Strong and intelligent men do not demonstrate that kind of love for a charlatan or a fraud. That kind of love comes of God
What of Joseph Smith’s prophecies? There were more than a few, and they were fulfilled. Among the most notable was the revelation on the Civil War. You are familiar with it; it was spoken on Christmas Day, 1832. There were many high-minded men and women who deplored the institution of slavery then common in the South, and there was much talk of abolition. But who but a prophet of God would have dared to say, thirty-nine years before it was to happen, that “war [would] be poured out upon all nations,” beginning “at the rebellion of South Carolina,” and that “the Southern States [would] be divided against the Northern States”? (D&C 87:1–3.) This remarkable prediction saw its fulfillment with the firing on Fort Sumter in Charleston Harbor in 1861. How could Joseph Smith have possibly foreseen with such accuracy the event that was to come thirty-nine years after he spoke of it? Only by the spirit of prophecy which was in him.
Or again, consider the equally remarkable prophecy concerning the movement of the Saints to these mountain valleys. The Saints were then living in Nauvoo and its sister community across the Mississippi and were enjoying a prosperity they had not previously known. They were building a temple and other substantial structures. Their new homes were of brick, constructed to endure. And yet one day in August of 1842, while visiting in Montrose, Joseph prophesied “that the Saints would continue to suffer much affliction and would be driven to the Rocky Mountains, many would apostatize, others would be put to death by our persecutors or lose their lives in consequence of exposure or disease, and [speaking to those who were present] some of you will live to go and assist in making settlements and build cities and see the Saints become a mighty people in the midst of the Rocky Mountains.” (History of the Church, 5:85.)
Viewed in the context of the time and circumstances, this statement is nothing less than remarkable. Only a man speaking with a knowledge beyond his own could have uttered words which would be so literally fulfilled.
And what of this prophecy, which so magnificently foresaw the joyous destiny of this church?
“Our missionaries are going forth to different nations … the Standard of Truth has been erected; no unhallowed hand can stop the work from progressing; persecutions may rage, mobs may combine, armies may assemble, calumny may defame, but the truth of God will go forth boldly, nobly, and independent, till it has penetrated every continent, visited every clime, swept every country, and sounded in every ear, till the purposes of God shall be accomplished, and the Great Jehovah shall say the work is done.”

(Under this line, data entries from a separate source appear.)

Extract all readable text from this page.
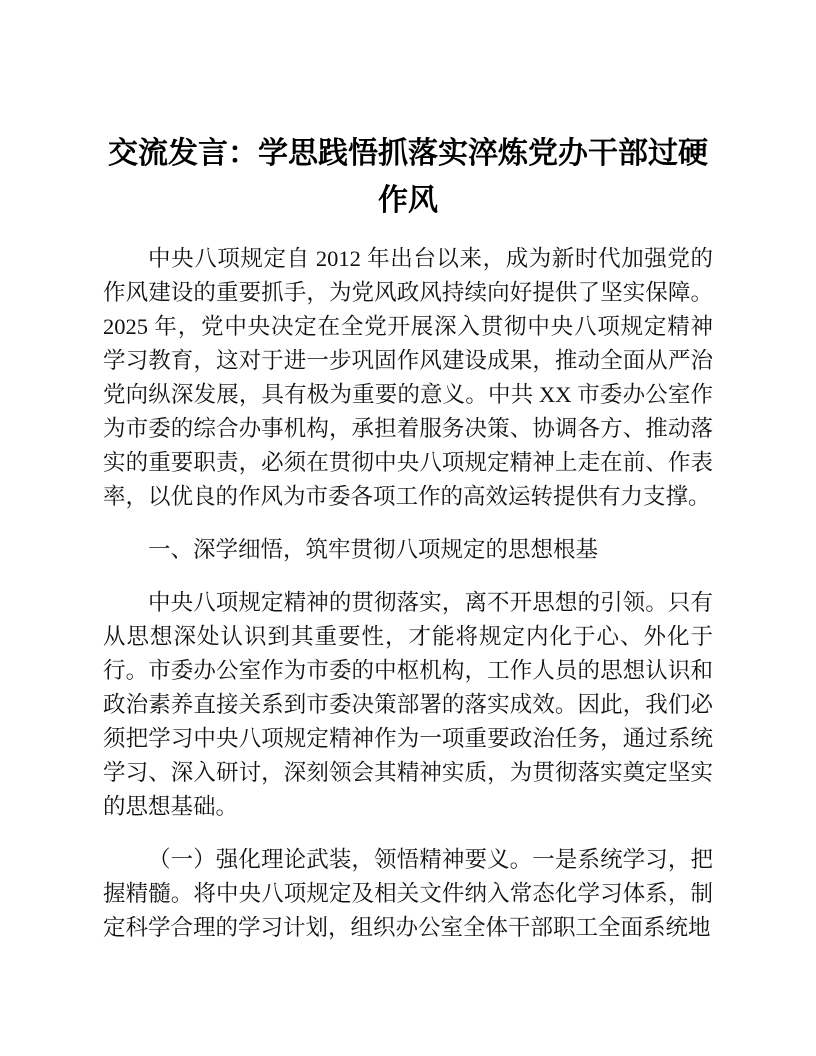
交流发言：学思践悟抓落实淬炼党办干部过硬作风

中央八项规定自 2012 年出台以来，成为新时代加强党的作风建设的重要抓手，为党风政风持续向好提供了坚实保障。2025 年，党中央决定在全党开展深入贯彻中央八项规定精神学习教育，这对于进一步巩固作风建设成果，推动全面从严治党向纵深发展，具有极为重要的意义。中共 XX 市委办公室作为市委的综合办事机构，承担着服务决策、协调各方、推动落实的重要职责，必须在贯彻中央八项规定精神上走在前、作表率，以优良的作风为市委各项工作的高效运转提供有力支撑。

一、深学细悟，筑牢贯彻八项规定的思想根基

中央八项规定精神的贯彻落实，离不开思想的引领。只有从思想深处认识到其重要性，才能将规定内化于心、外化于行。市委办公室作为市委的中枢机构，工作人员的思想认识和政治素养直接关系到市委决策部署的落实成效。因此，我们必须把学习中央八项规定精神作为一项重要政治任务，通过系统学习、深入研讨，深刻领会其精神实质，为贯彻落实奠定坚实的思想基础。

（一）强化理论武装，领悟精神要义。一是系统学习，把握精髓。将中央八项规定及相关文件纳入常态化学习体系，制定科学合理的学习计划，组织办公室全体干部职工全面系统地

Great was the Prophet Joseph Smith’s vision. It encompassed all the peoples of mankind, wherever they live, and all generations who have walked the earth and passed on. How can anyone, past or present, speak against him except out of ignorance? They have not tasted of his words, they have not pondered about him, nor prayed about him. As one who has done these things, I add my own words of testimony that he was and is a prophet of God, raised up as an instrument in the hands of the Almighty to usher in a new and final gospel dispensation. Of the Prophet Joseph Smith, we could say:
“When a man gives his life for the cause he has advocated, he meets the highest test of his honesty and sincerity that his own or any future generation can in fairness ask. When he dies for the testimony he has borne, all malicious tongues should ever after be silent, and all voices hushed in reverence before a sacrifice so complete.”